Reowolf 1.1: Release Notes

We are happy to release this milestone of the Reowolf project: Reowolf version 1.1. This is an alpha release. The milestone improves the structural aspects of Protocol Description Language (PDL), which increases the declarative aspects of protocol descriptions needed for modeling Internet protocols (e.g. TCP, UDP, ICMP, DNS). This post summarizes the improvements, and further lays out the milestones we will be working on next. This release would not be here without Max Henger, who joined the Reowolf project in November 2020, whose contributions have had a major impact on the feature completeness of this release. This release is sponsored by the Next Generation Internet fund.

The Git repository associated to this release can be checked out here. The release tag is v1.1.0. The software is licensed under the MIT license.

The following aspects of the language have been improved, and in the sections below we demonstrate their functionality by small examples:

  1. Introduced algebraic data types (“enum”, “union”, “struct”) for user-defined structuring of data. For handling elements, we introduced “if let” statements for deconstructing “enum” and “union” types, and field dereferencing of “struct” types. The “if let” statement allows extensibility of the type definition of “union” and “enum” types. We also introduced constructor literals for constructing elements in data types, including arrays.
  2. Introduced a type system, an algorithm for type checking, and a type inference system. Type checking ensures that the execution of protocols do not misinterpret data (i.e. avoiding “type confusion”), thus rules out a class of errors.
  3. Introduced generic types in function and datatype definitions, by the use of type variables. Ad-hoc polymorphism is a structural feature of the language only, and is erased during the execution of protocols (in a process called monomorphization). Ad-hoc polymorphism is also available for the port types, allowing rich type information to describe the kind of messages that components can exchange over time.
  4. Improved usability. The module system and namespaces are implemented. This is important for protocols that are authored by multiple independent developers, to avoid namespace conflict. Further, error messages are improved, that increases the usability of the system and makes life easier for developers that use PDL.

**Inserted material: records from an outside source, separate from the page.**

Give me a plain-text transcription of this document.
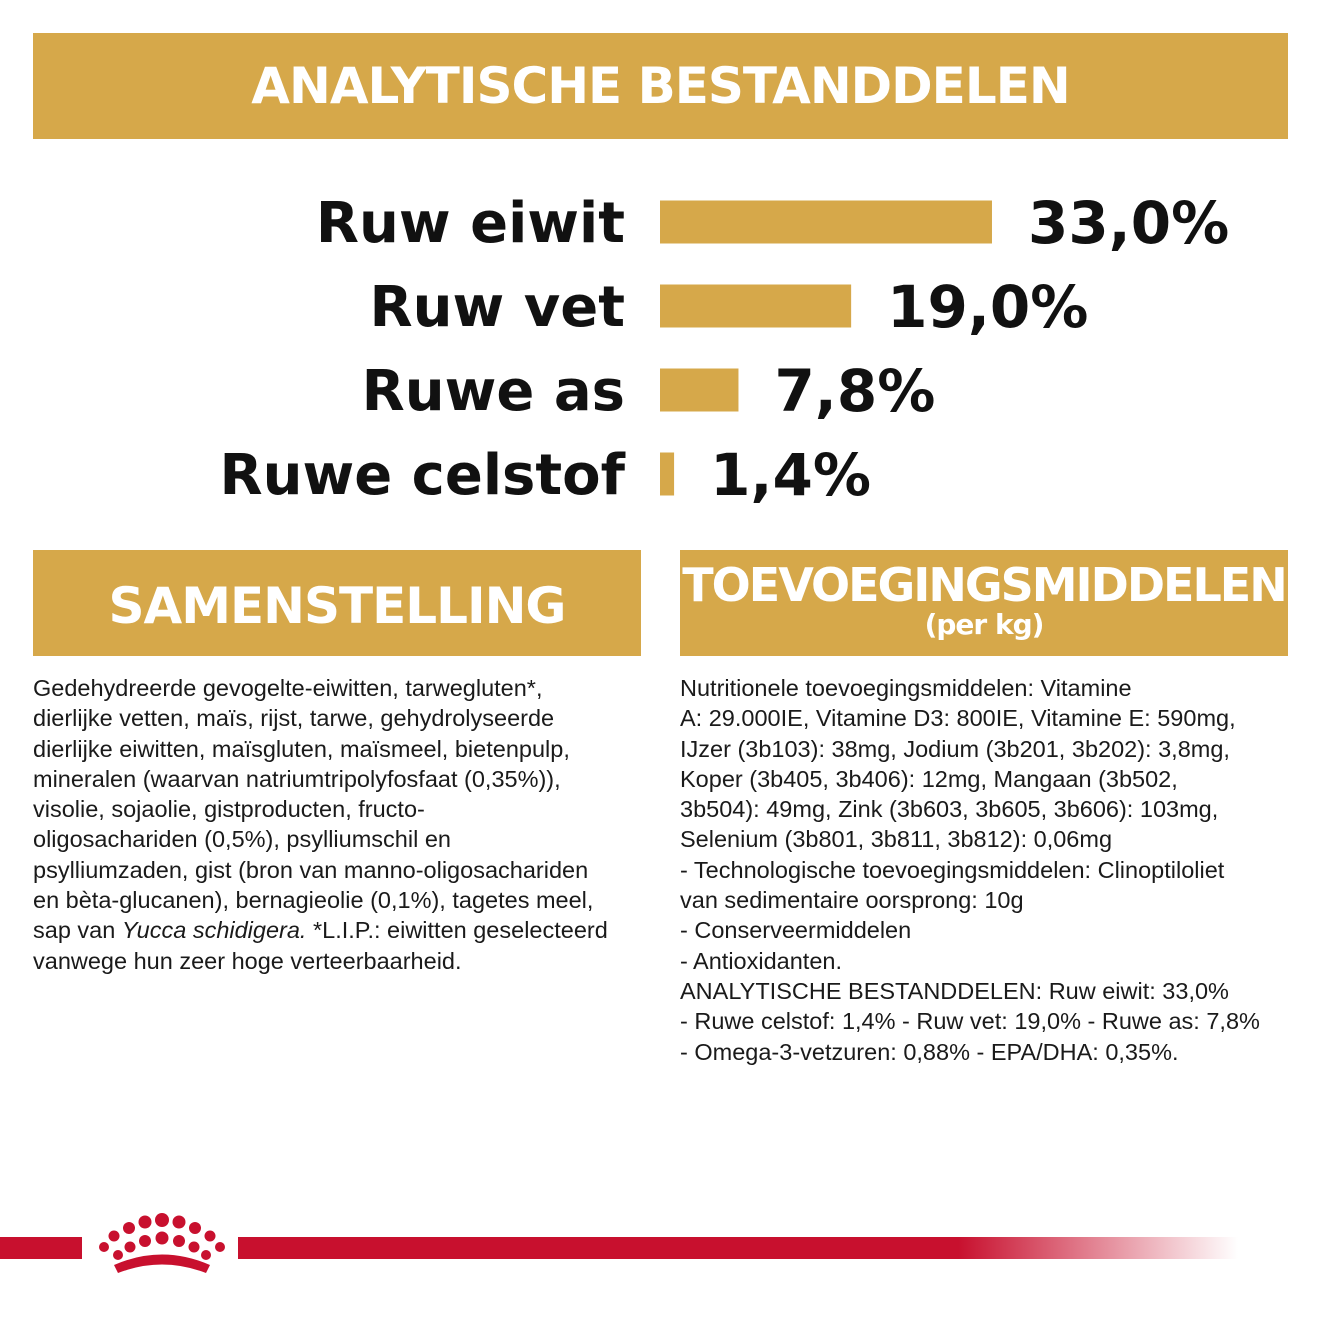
ANALYTISCHE BESTANDDELEN
Ruw eiwit	33,0%
Ruw vet	19,0%
Ruwe as	7,8%
Ruwe celstof 1,4%
SAMENSTELLING	TOEVOEGINGSMIDDELEN
(per kg)

Gedehydreerde gevogelte-eiwitten, tarwegluten*,
dierlijke vetten, maïs, rijst, tarwe, gehydrolyseerde
dierlijke eiwitten, maïsgluten, maïsmeel, bietenpulp,
mineralen (waarvan natriumtripolyfosfaat (0,35%)),
visolie, sojaolie, gistproducten, fructo-
oligosachariden (0,5%), psylliumschil en
psylliumzaden, gist (bron van manno-oligosachariden
en bèta-glucanen), bernagieolie (0,1%), tagetes meel,
sap van Yucca schidigera. *L.I.P.: eiwitten geselecteerd
vanwege hun zeer hoge verteerbaarheid.

Nutritionele toevoegingsmiddelen: Vitamine
A: 29.000IE, Vitamine D3: 800IE, Vitamine E: 590mg,
IJzer (3b103): 38mg, Jodium (3b201, 3b202): 3,8mg,
Koper (3b405, 3b406): 12mg, Mangaan (3b502,
3b504): 49mg, Zink (3b603, 3b605, 3b606): 103mg,
Selenium (3b801, 3b811, 3b812): 0,06mg
- Technologische toevoegingsmiddelen: Clinoptiloliet
van sedimentaire oorsprong: 10g
- Conserveermiddelen
- Antioxidanten.
ANALYTISCHE BESTANDDELEN: Ruw eiwit: 33,0%
- Ruwe celstof: 1,4% - Ruw vet: 19,0% - Ruwe as: 7,8%
- Omega-3-vetzuren: 0,88% - EPA/DHA: 0,35%.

The final section shows the roadmap ahead, explaining what milestones will be worked on in the future.

Algebraic Data Types

We have introduced a system for user-defined algebraic data types, in addition to the primitive types (for signed, unsigned integer handling, and arrays). User-defined types can be declared to aid the protocol programmer in structuring data. There are three kinds of user-defined data types:

  • enumeration types (enum)
  • tagged union types (union)
  • product types (struct)

Enumeration and tagged union types serve a similar purpose: to discriminate different cases. Tagged unions further allow for data to be stored per variant, whereas enumeration types do not store data. Enumerations are used for named constants.

For example, consider an enumeration of DNS record types (we list only here a few variants):

enum DNSRecordType { A, NS, CNAME, SOA, MX, TXT }

Then one can access each constant as DNSRecordType::A, DNSRecordType::NS, et cetera.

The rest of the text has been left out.